Henrique Raposo (www.expresso.pt)

Vamos lá colocar as coisas em perspetiva. Estamos em Portugal e, se a minha memória não me falha, estamos em 2012. Ou seja, estamos num país falido; sem a troika, não haveria dinheiro para pagar salários aos médicos e ao restante funcionalismo. E, já agora, estamos num país onde toda a gente está a perder dinheiro devido ao aperto de cinto provocado pelo excesso de dívida estatal e privada, e onde milhares e milhares estão no desemprego. É neste lugar que uma classe privilegiada vai fazer greve. Humor do bom, sem dúvida. 

Vamos lá colocar as coisas em perspetiva. Um médico, seja ele qual for, tenha ele a idade que tiver, é alguém que está numa posição privilegiada. No tal Portugal lunar de 2012, esta classe profissional navega no pleno emprego. Ao sair da faculdade, um jovem médico tem sempre colocação e, se não me engano, os médicos já entradotes mantêm promoções na carreira (na restante função pública, as promoções estão congeladas).
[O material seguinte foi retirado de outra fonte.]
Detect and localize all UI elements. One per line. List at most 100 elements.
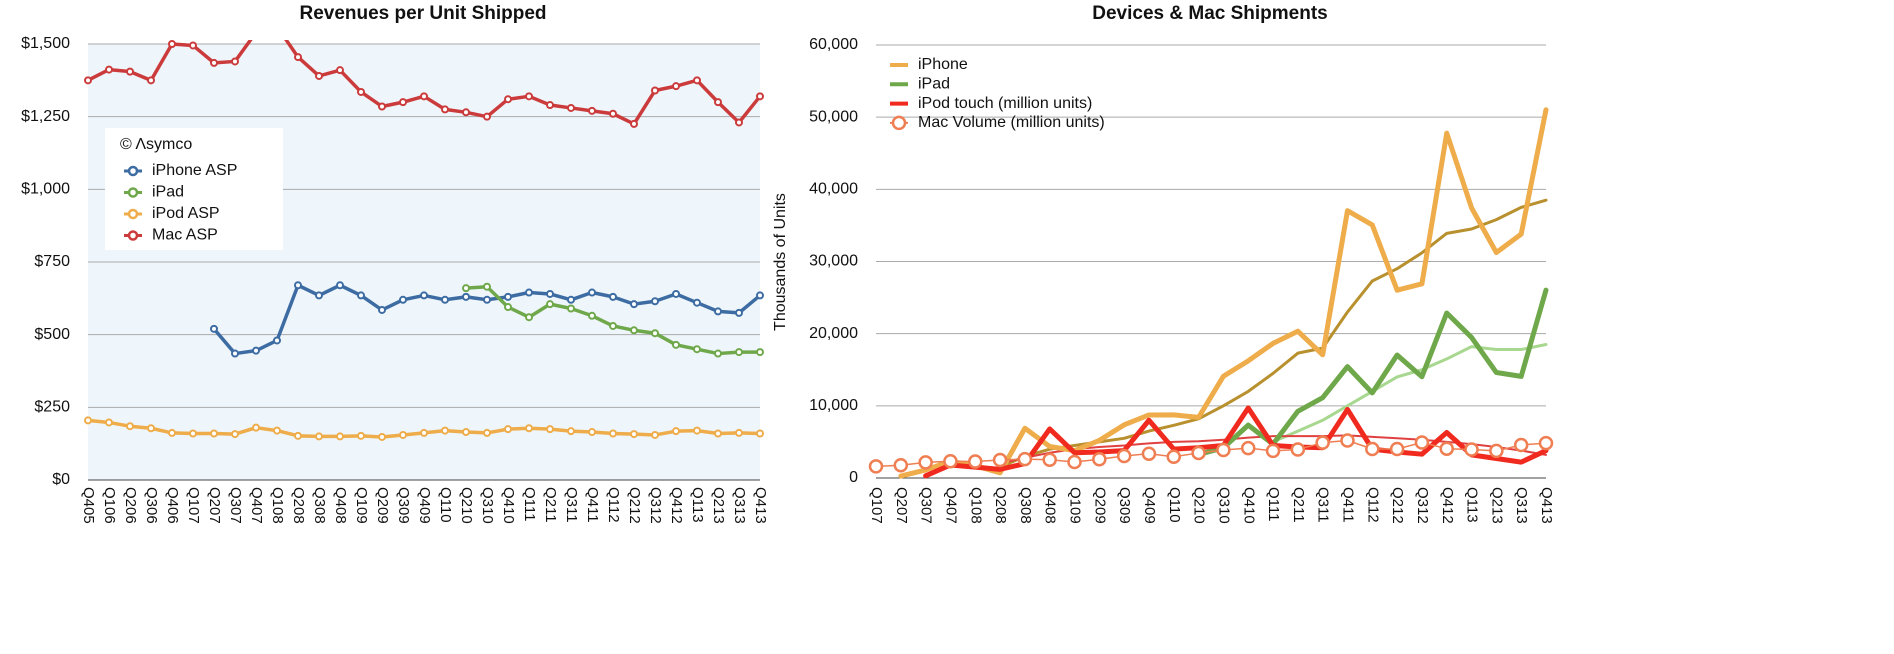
data-point: [84, 416, 92, 425]
data-point: [693, 426, 701, 435]
data-point: [1240, 440, 1256, 456]
x-tick-label: Q208: [992, 487, 1009, 524]
data-point: [567, 304, 575, 313]
x-tick-label: Q308: [1017, 487, 1034, 524]
y-tick-label: 30,000: [809, 253, 858, 270]
data-point: [399, 98, 407, 107]
legend-label: Mac ASP: [152, 227, 218, 244]
data-point: [1439, 441, 1454, 456]
data-point: [294, 431, 302, 440]
data-point: [1414, 435, 1430, 450]
data-point: [504, 292, 512, 301]
legend-label: iPod ASP: [152, 205, 220, 222]
x-tick-label: Q311: [1315, 487, 1332, 523]
x-tick-label: Q113: [689, 487, 706, 523]
x-tick-label: Q111: [521, 487, 538, 521]
data-point: [588, 106, 596, 115]
series-line: [898, 107, 1549, 479]
data-point: [672, 340, 680, 349]
data-point: [1489, 443, 1504, 459]
data-point: [630, 119, 638, 128]
data-point: [315, 432, 323, 441]
y-tick-label: 10,000: [809, 397, 858, 414]
x-tick-label: Q112: [1364, 487, 1381, 523]
x-tick-label: Q210: [458, 487, 475, 524]
data-point: [546, 300, 554, 309]
x-tick-label: Q207: [893, 487, 910, 524]
data-point: [504, 425, 512, 434]
data-point: [546, 101, 554, 110]
x-tick-label: Q408: [332, 487, 349, 524]
data-point: [525, 288, 533, 297]
data-point: [1389, 441, 1405, 457]
y-tick-label: $500: [34, 326, 70, 343]
x-tick-label: Q212: [1389, 487, 1406, 524]
annotation: © Λsymco: [120, 136, 192, 153]
plot-area: [84, 24, 764, 441]
data-point: [756, 429, 764, 438]
data-point: [357, 291, 365, 300]
data-point: [525, 92, 533, 101]
data-point: [274, 24, 280, 30]
data-point: [588, 428, 596, 437]
x-tick-label: Q411: [584, 487, 601, 523]
data-point: [567, 103, 575, 112]
data-point: [252, 346, 260, 355]
x-tick-label: Q409: [1141, 487, 1158, 524]
data-point: [735, 308, 743, 317]
legend-label: Mac Volume (million units): [918, 114, 1105, 131]
y-tick-label: $0: [52, 471, 70, 488]
legend-marker: [891, 115, 907, 131]
data-point: [735, 118, 743, 127]
data-point: [336, 66, 344, 75]
data-point: [630, 300, 638, 309]
x-tick-label: Q410: [500, 487, 517, 524]
data-point: [609, 429, 617, 438]
x-tick-label: Q113: [1464, 487, 1481, 523]
x-tick-label: Q409: [416, 487, 433, 524]
data-point: [546, 289, 554, 298]
x-tick-label: Q107: [185, 487, 202, 524]
data-point: [105, 418, 113, 427]
data-point: [1315, 435, 1330, 450]
data-point: [1538, 435, 1554, 451]
data-point: [483, 282, 491, 291]
x-tick-label: Q312: [647, 487, 664, 524]
data-point: [462, 284, 470, 293]
y-tick-label: $250: [34, 399, 70, 416]
data-point: [147, 424, 155, 433]
x-tick-label: Q209: [374, 487, 391, 524]
data-point: [84, 76, 92, 85]
x-tick-label: Q310: [479, 487, 496, 524]
data-point: [294, 53, 302, 62]
x-tick-label: Q412: [668, 487, 685, 524]
data-point: [1067, 454, 1082, 470]
x-tick-label: Q112: [605, 487, 622, 523]
data-point: [672, 427, 680, 436]
data-point: [968, 454, 983, 469]
x-tick-label: Q213: [710, 487, 727, 524]
x-tick-label: Q313: [1513, 487, 1530, 524]
x-tick-label: Q309: [395, 487, 412, 524]
data-point: [483, 428, 491, 437]
x-tick-label: Q309: [1116, 487, 1133, 524]
x-tick-label: Q206: [122, 487, 139, 524]
data-point: [651, 297, 659, 306]
x-tick-label: Q211: [1290, 487, 1307, 523]
y-tick-label: $1,000: [21, 181, 70, 198]
data-point: [210, 58, 218, 67]
x-tick-label: Q410: [1240, 487, 1257, 524]
legend-marker: [127, 230, 139, 241]
data-point: [567, 295, 575, 304]
data-point: [868, 459, 884, 474]
series-line: [875, 439, 1547, 468]
x-tick-label: Q308: [311, 487, 328, 524]
chart: Revenues per Unit Shipped $0 $250 $500 $750 $…: [21, 3, 769, 524]
y-tick-label: 40,000: [809, 181, 858, 198]
data-point: [378, 102, 386, 111]
data-point: [378, 432, 386, 441]
x-tick-label: Q407: [942, 487, 959, 524]
x-tick-label: Q212: [626, 487, 643, 524]
data-point: [651, 86, 659, 95]
data-point: [588, 311, 596, 320]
Em anexo, convém registar que o ministério, marcado à Mozer pela troika, já garantiu o preenchimento de 1000 vagas até ao final do ano (outra prática proibitiva nos restantes braços do Estado). Ora, mesmo com todos estes benefícios garantidos num cenário de emergência nacional, a Ordem dos Médicos convocou uma greve. O Bruno Nogueira que se cuide.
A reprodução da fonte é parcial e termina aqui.